Module Kaun.Activation
Activation functions for neural networks.
All functions are differentiable through Rune's autodiff. The standard activations relu, sigmoid and tanh are re-exported from Nx for convenience.
Standard activations
leaky_relu x is max(x, negative_slope * x).
negative_slope defaults to 0.01.
hard_sigmoid x is min(1, max(0, alpha * x + beta)).
alpha defaults to 1/6. beta defaults to 0.5.
prelu ~alpha x is max(0, x) + alpha * min(0, x).
alpha is a learnable tensor, broadcast against x.
Exponential family
elu x is x when x >= 0 and alpha * (exp(x) - 1) otherwise.
alpha defaults to 1.0.
selu x is lambda * elu(x, alpha) with self-normalizing constants.
celu x is max(0, x) + min(0, alpha * (exp(x/alpha) - 1)).
alpha defaults to 1.0.
Smooth activations
gelu_approx x is the tanh-based approximation of gelu.

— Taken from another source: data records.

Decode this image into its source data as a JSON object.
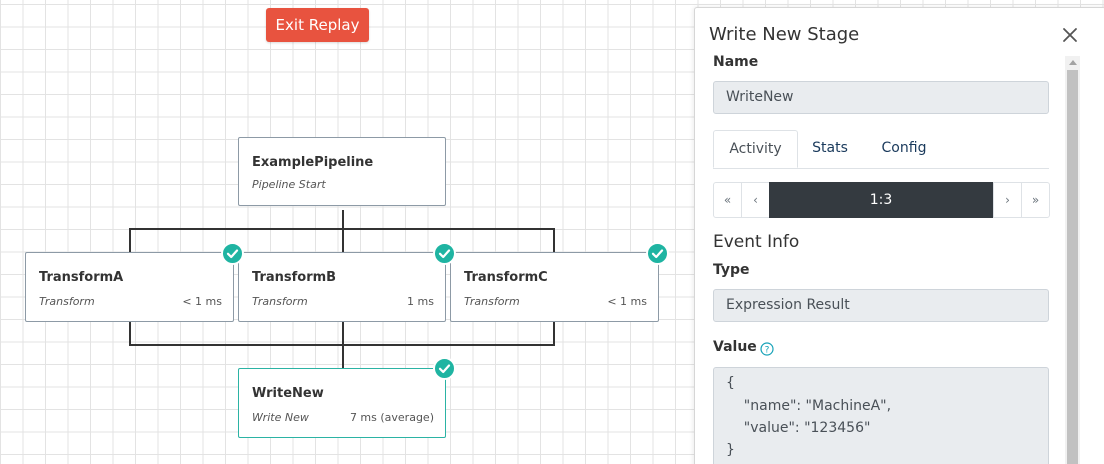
{
  "toolbar": {
    "exit_replay_label": "Exit Replay"
  },
  "pipeline": {
    "start": {
      "name": "ExamplePipeline",
      "type": "Pipeline Start"
    },
    "transforms": [
      {
        "name": "TransformA",
        "type": "Transform",
        "time": "< 1 ms",
        "status": "success"
      },
      {
        "name": "TransformB",
        "type": "Transform",
        "time": "1 ms",
        "status": "success"
      },
      {
        "name": "TransformC",
        "type": "Transform",
        "time": "< 1 ms",
        "status": "success"
      }
    ],
    "writer": {
      "name": "WriteNew",
      "type": "Write New",
      "time": "7 ms (average)",
      "status": "success"
    }
  },
  "panel": {
    "title": "Write New Stage",
    "name_label": "Name",
    "name_value": "WriteNew",
    "tabs": [
      "Activity",
      "Stats",
      "Config"
    ],
    "active_tab": "Activity",
    "pager": {
      "first": "«",
      "prev": "‹",
      "current": "1:3",
      "next": "›",
      "last": "»"
    },
    "event_info_title": "Event Info",
    "type_label": "Type",
    "type_value": "Expression Result",
    "value_label": "Value",
    "value_lines": [
      "{",
      "    \"name\": \"MachineA\",",
      "    \"value\": \"123456\"",
      "}"
    ]
  },
  "colors": {
    "exit_button": "#e8533f",
    "success_check": "#1fb4a2",
    "pager_current": "#343a40"
  }
}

squareplus x is 0.5 * (x + sqrt(x^2 + b)).
b defaults to 4.0.
log_sigmoid x is log(sigmoid(x)), computed in a numerically stable way by branching on the sign of x.
Gating
glu x splits x in half along axis and returns left * sigmoid(right).
axis defaults to -1.
Raises Invalid_argument if the split does not produce two partitions.
Sparse activations
sparse_plus x is x when x >= 1, 0 when x <= -1, and 0.25 * (x + 1)^2 otherwise.